Associate Professor Taciano Milfont from the University of Waikato's Te Kura Whatu Oho Mauri School of Psychology, was recently appointed to serve as a member of the Climate Change Task Force of the American Psychological Association (APA). This prestigious appointment was influenced in large part by his expertise in taking a cross-cultural approach to environmental problems.
The APA is the largest scientific and professional organisation of psychologists in the United States and has been an observer organisation of the United Nations' Intergovernmental Panel on Climate Change since 2017. Associate Professor Milfont joined a team of eleven other academics and psychologists tasked to provide a critical review of APA's past and current activities related to addressing climate change. In addition, the task force will also recommend goals and strategies for future APA activities to strengthen the role and impact of psychology in addressing the global climate change crisis.
The 12 Task Force members were selected from over 40 nominations globally and have an impressive array of accomplishments. The members include academics from prestigious universities in the USA (Stanford University) and the UK (University of Cambridge). Associate Professor Milfont is the only member from a country in the Southern Hemisphere.
“I am honoured by this appointment and look forward to guide the next stage of work by APA and the field of psychology to help address the climate crisis”, said Associate Professor Milfont.
He is an expert in the field of Environmental Psychology, an interdisciplinary field concerned with the interplay between individuals and their built/natural environments. Environmental Psychology studies how our physical surroundings influence our thoughts, feelings and behaviours, but also how our behaviours influence the built/natural environment.

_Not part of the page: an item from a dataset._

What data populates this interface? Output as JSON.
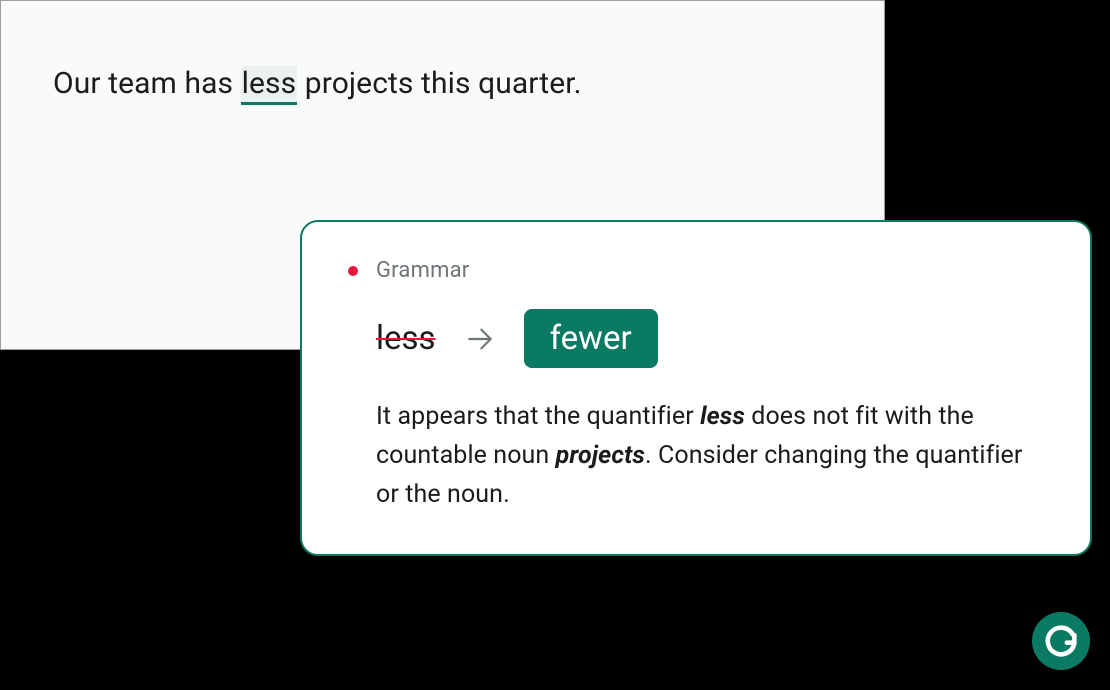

Associate Professor Milfont joined the University of Waikato in May 2020 as ‘Reader in Environmental Psychology’ at the Tauranga campus, demonstrating the University’s commitment to better understand and manage the impacts of human activities on the environment through leading research.

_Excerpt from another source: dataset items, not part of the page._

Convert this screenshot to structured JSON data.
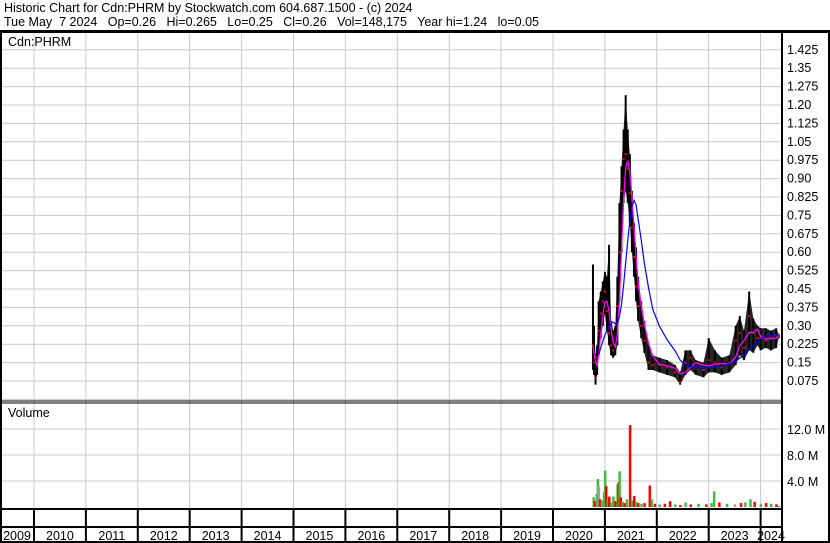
{
  "header": {
    "title": "Historic Chart for Cdn:PHRM by Stockwatch.com 604.687.1500 - (c) 2024",
    "quote": "Tue May  7 2024   Op=0.26   Hi=0.265   Lo=0.25   Cl=0.26   Vol=148,175   Year hi=1.24   lo=0.05"
  },
  "chart_data": {
    "type": "line",
    "symbol_label": "Cdn:PHRM",
    "volume_label": "Volume",
    "price_axis": {
      "ylim": [
        0,
        1.45
      ],
      "ticks": [
        "1.425",
        "1.35",
        "1.275",
        "1.20",
        "1.125",
        "1.05",
        "0.975",
        "0.90",
        "0.825",
        "0.75",
        "0.675",
        "0.60",
        "0.525",
        "0.45",
        "0.375",
        "0.30",
        "0.225",
        "0.15",
        "0.075"
      ]
    },
    "volume_axis": {
      "ylim_millions": [
        0,
        14
      ],
      "ticks": [
        {
          "value": 12,
          "label": "12.0 M"
        },
        {
          "value": 8,
          "label": "8.0 M"
        },
        {
          "value": 4,
          "label": "4.0 M"
        }
      ]
    },
    "x_axis": {
      "years": [
        "2009",
        "2010",
        "2011",
        "2012",
        "2013",
        "2014",
        "2015",
        "2016",
        "2017",
        "2018",
        "2019",
        "2020",
        "2021",
        "2022",
        "2023",
        "2024"
      ]
    },
    "colors": {
      "bars": "#000000",
      "close": "#ff0000",
      "ma_short": "#ff00ff",
      "ma_long": "#0000ff",
      "vol_up": "#44bb44",
      "vol_down": "#ff0000",
      "vol_flat": "#a0a0a0",
      "grid": "#c8c8c8"
    },
    "price_series_columns": [
      "year_fraction",
      "low",
      "high",
      "close"
    ],
    "price_series": [
      [
        2020.77,
        0.12,
        0.55,
        0.22
      ],
      [
        2020.79,
        0.1,
        0.3,
        0.15
      ],
      [
        2020.82,
        0.06,
        0.18,
        0.09
      ],
      [
        2020.85,
        0.1,
        0.22,
        0.17
      ],
      [
        2020.88,
        0.18,
        0.4,
        0.28
      ],
      [
        2020.92,
        0.25,
        0.44,
        0.35
      ],
      [
        2020.96,
        0.3,
        0.48,
        0.4
      ],
      [
        2021.0,
        0.35,
        0.52,
        0.44
      ],
      [
        2021.04,
        0.28,
        0.5,
        0.36
      ],
      [
        2021.08,
        0.22,
        0.63,
        0.27
      ],
      [
        2021.12,
        0.18,
        0.32,
        0.22
      ],
      [
        2021.16,
        0.17,
        0.28,
        0.2
      ],
      [
        2021.2,
        0.18,
        0.3,
        0.22
      ],
      [
        2021.24,
        0.22,
        0.5,
        0.38
      ],
      [
        2021.28,
        0.4,
        0.8,
        0.6
      ],
      [
        2021.32,
        0.6,
        0.95,
        0.85
      ],
      [
        2021.36,
        0.8,
        1.1,
        0.98
      ],
      [
        2021.4,
        0.85,
        1.24,
        1.0
      ],
      [
        2021.44,
        0.8,
        1.1,
        0.94
      ],
      [
        2021.48,
        0.72,
        1.0,
        0.84
      ],
      [
        2021.52,
        0.6,
        0.85,
        0.7
      ],
      [
        2021.56,
        0.5,
        0.72,
        0.58
      ],
      [
        2021.6,
        0.4,
        0.62,
        0.46
      ],
      [
        2021.64,
        0.32,
        0.5,
        0.38
      ],
      [
        2021.7,
        0.25,
        0.4,
        0.3
      ],
      [
        2021.76,
        0.19,
        0.32,
        0.24
      ],
      [
        2021.84,
        0.12,
        0.22,
        0.15
      ],
      [
        2021.92,
        0.12,
        0.18,
        0.14
      ],
      [
        2022.05,
        0.11,
        0.17,
        0.14
      ],
      [
        2022.2,
        0.1,
        0.16,
        0.13
      ],
      [
        2022.35,
        0.09,
        0.14,
        0.11
      ],
      [
        2022.45,
        0.06,
        0.11,
        0.07
      ],
      [
        2022.55,
        0.1,
        0.2,
        0.15
      ],
      [
        2022.65,
        0.12,
        0.2,
        0.17
      ],
      [
        2022.75,
        0.1,
        0.16,
        0.13
      ],
      [
        2022.9,
        0.09,
        0.15,
        0.12
      ],
      [
        2023.0,
        0.11,
        0.25,
        0.16
      ],
      [
        2023.12,
        0.11,
        0.2,
        0.15
      ],
      [
        2023.25,
        0.1,
        0.17,
        0.13
      ],
      [
        2023.4,
        0.11,
        0.18,
        0.15
      ],
      [
        2023.52,
        0.14,
        0.3,
        0.24
      ],
      [
        2023.6,
        0.18,
        0.34,
        0.27
      ],
      [
        2023.68,
        0.16,
        0.28,
        0.21
      ],
      [
        2023.78,
        0.2,
        0.44,
        0.34
      ],
      [
        2023.86,
        0.19,
        0.33,
        0.27
      ],
      [
        2023.94,
        0.22,
        0.3,
        0.25
      ],
      [
        2024.0,
        0.2,
        0.29,
        0.25
      ],
      [
        2024.1,
        0.21,
        0.29,
        0.24
      ],
      [
        2024.2,
        0.2,
        0.28,
        0.25
      ],
      [
        2024.3,
        0.21,
        0.29,
        0.26
      ],
      [
        2024.35,
        0.25,
        0.265,
        0.26
      ]
    ],
    "volume_series_columns": [
      "year_fraction",
      "volume_millions",
      "direction"
    ],
    "volume_series": [
      [
        2020.78,
        1.5,
        "up"
      ],
      [
        2020.8,
        0.9,
        "down"
      ],
      [
        2020.84,
        2.0,
        "up"
      ],
      [
        2020.86,
        4.3,
        "up"
      ],
      [
        2020.88,
        3.2,
        "flat"
      ],
      [
        2020.9,
        1.2,
        "down"
      ],
      [
        2020.94,
        1.0,
        "up"
      ],
      [
        2020.98,
        2.3,
        "up"
      ],
      [
        2021.0,
        5.6,
        "up"
      ],
      [
        2021.02,
        3.2,
        "down"
      ],
      [
        2021.05,
        1.0,
        "up"
      ],
      [
        2021.08,
        1.6,
        "down"
      ],
      [
        2021.12,
        0.7,
        "up"
      ],
      [
        2021.16,
        1.6,
        "up"
      ],
      [
        2021.2,
        0.9,
        "down"
      ],
      [
        2021.24,
        3.5,
        "up"
      ],
      [
        2021.26,
        3.8,
        "down"
      ],
      [
        2021.28,
        5.5,
        "up"
      ],
      [
        2021.3,
        1.5,
        "down"
      ],
      [
        2021.34,
        0.8,
        "up"
      ],
      [
        2021.38,
        0.6,
        "down"
      ],
      [
        2021.42,
        1.2,
        "up"
      ],
      [
        2021.48,
        12.6,
        "down"
      ],
      [
        2021.52,
        1.0,
        "up"
      ],
      [
        2021.56,
        1.7,
        "down"
      ],
      [
        2021.6,
        0.8,
        "up"
      ],
      [
        2021.64,
        0.6,
        "down"
      ],
      [
        2021.7,
        0.5,
        "up"
      ],
      [
        2021.76,
        0.6,
        "down"
      ],
      [
        2021.86,
        3.3,
        "down"
      ],
      [
        2021.9,
        1.2,
        "up"
      ],
      [
        2021.96,
        0.5,
        "down"
      ],
      [
        2022.05,
        0.4,
        "up"
      ],
      [
        2022.15,
        0.5,
        "down"
      ],
      [
        2022.25,
        0.9,
        "down"
      ],
      [
        2022.35,
        0.4,
        "up"
      ],
      [
        2022.45,
        0.3,
        "down"
      ],
      [
        2022.55,
        0.7,
        "up"
      ],
      [
        2022.65,
        0.4,
        "down"
      ],
      [
        2022.8,
        0.5,
        "up"
      ],
      [
        2022.95,
        0.4,
        "down"
      ],
      [
        2023.05,
        0.6,
        "up"
      ],
      [
        2023.1,
        2.4,
        "up"
      ],
      [
        2023.2,
        0.7,
        "down"
      ],
      [
        2023.35,
        0.5,
        "up"
      ],
      [
        2023.5,
        0.4,
        "flat"
      ],
      [
        2023.62,
        0.6,
        "down"
      ],
      [
        2023.7,
        0.7,
        "up"
      ],
      [
        2023.8,
        1.2,
        "up"
      ],
      [
        2023.88,
        0.8,
        "down"
      ],
      [
        2024.0,
        0.5,
        "up"
      ],
      [
        2024.1,
        0.6,
        "down"
      ],
      [
        2024.2,
        0.5,
        "up"
      ],
      [
        2024.3,
        0.4,
        "down"
      ],
      [
        2024.35,
        0.15,
        "up"
      ]
    ],
    "ma_short_window": 3,
    "ma_long_window": 8
  }
}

Associate Professor Milfont has been championing the need to take a more culturally informed understanding and sensitivity to the role of culture in human-environment interactions. This has culminated in a recently published article Towards cross-cultural environmental psychology: A state-of-the-art review and recommendations, that he co-edited with Associate Professor Kim-Pong Tam from the Hong Kong University of Science and Technology .
Associate Professor Milfont has also recently established Environmental Psychology Waikato, a lab dedicated to applications of psychological principles and methods to understand and solve environmental issues. He is hopeful his appointment to the APA Task Force will generate new learning and research opportunities for psychology students.
Professor Vincent Reid, Head of School for Psychology at the University of Waikato adds that Associate Professor Milfont’s appointment is significant for the University of Waikato and New Zealand.
“Climate change is the most important crisis facing us as a species. The Appointment of Associate Professor Milfont to the Task Force is a major source of pride for the School of Psychology and for the University of Waikato. It really shows how we are out in front on the main issues,” says Professor Reid.
The Task Force is Chaired by Professor Gale Sinatra from the University of Southern California, where she heads the Motivated Change Research Lab that explores the role of motivation and emotion in teaching and learning about controversial topics such as climate change and biological evolution.
Associate Professor Milfont has certainly been working hard to make his mark and to use psychological knowledge in understanding and addressing the global climate change crisis, in a year that has been like no other our generation has experienced.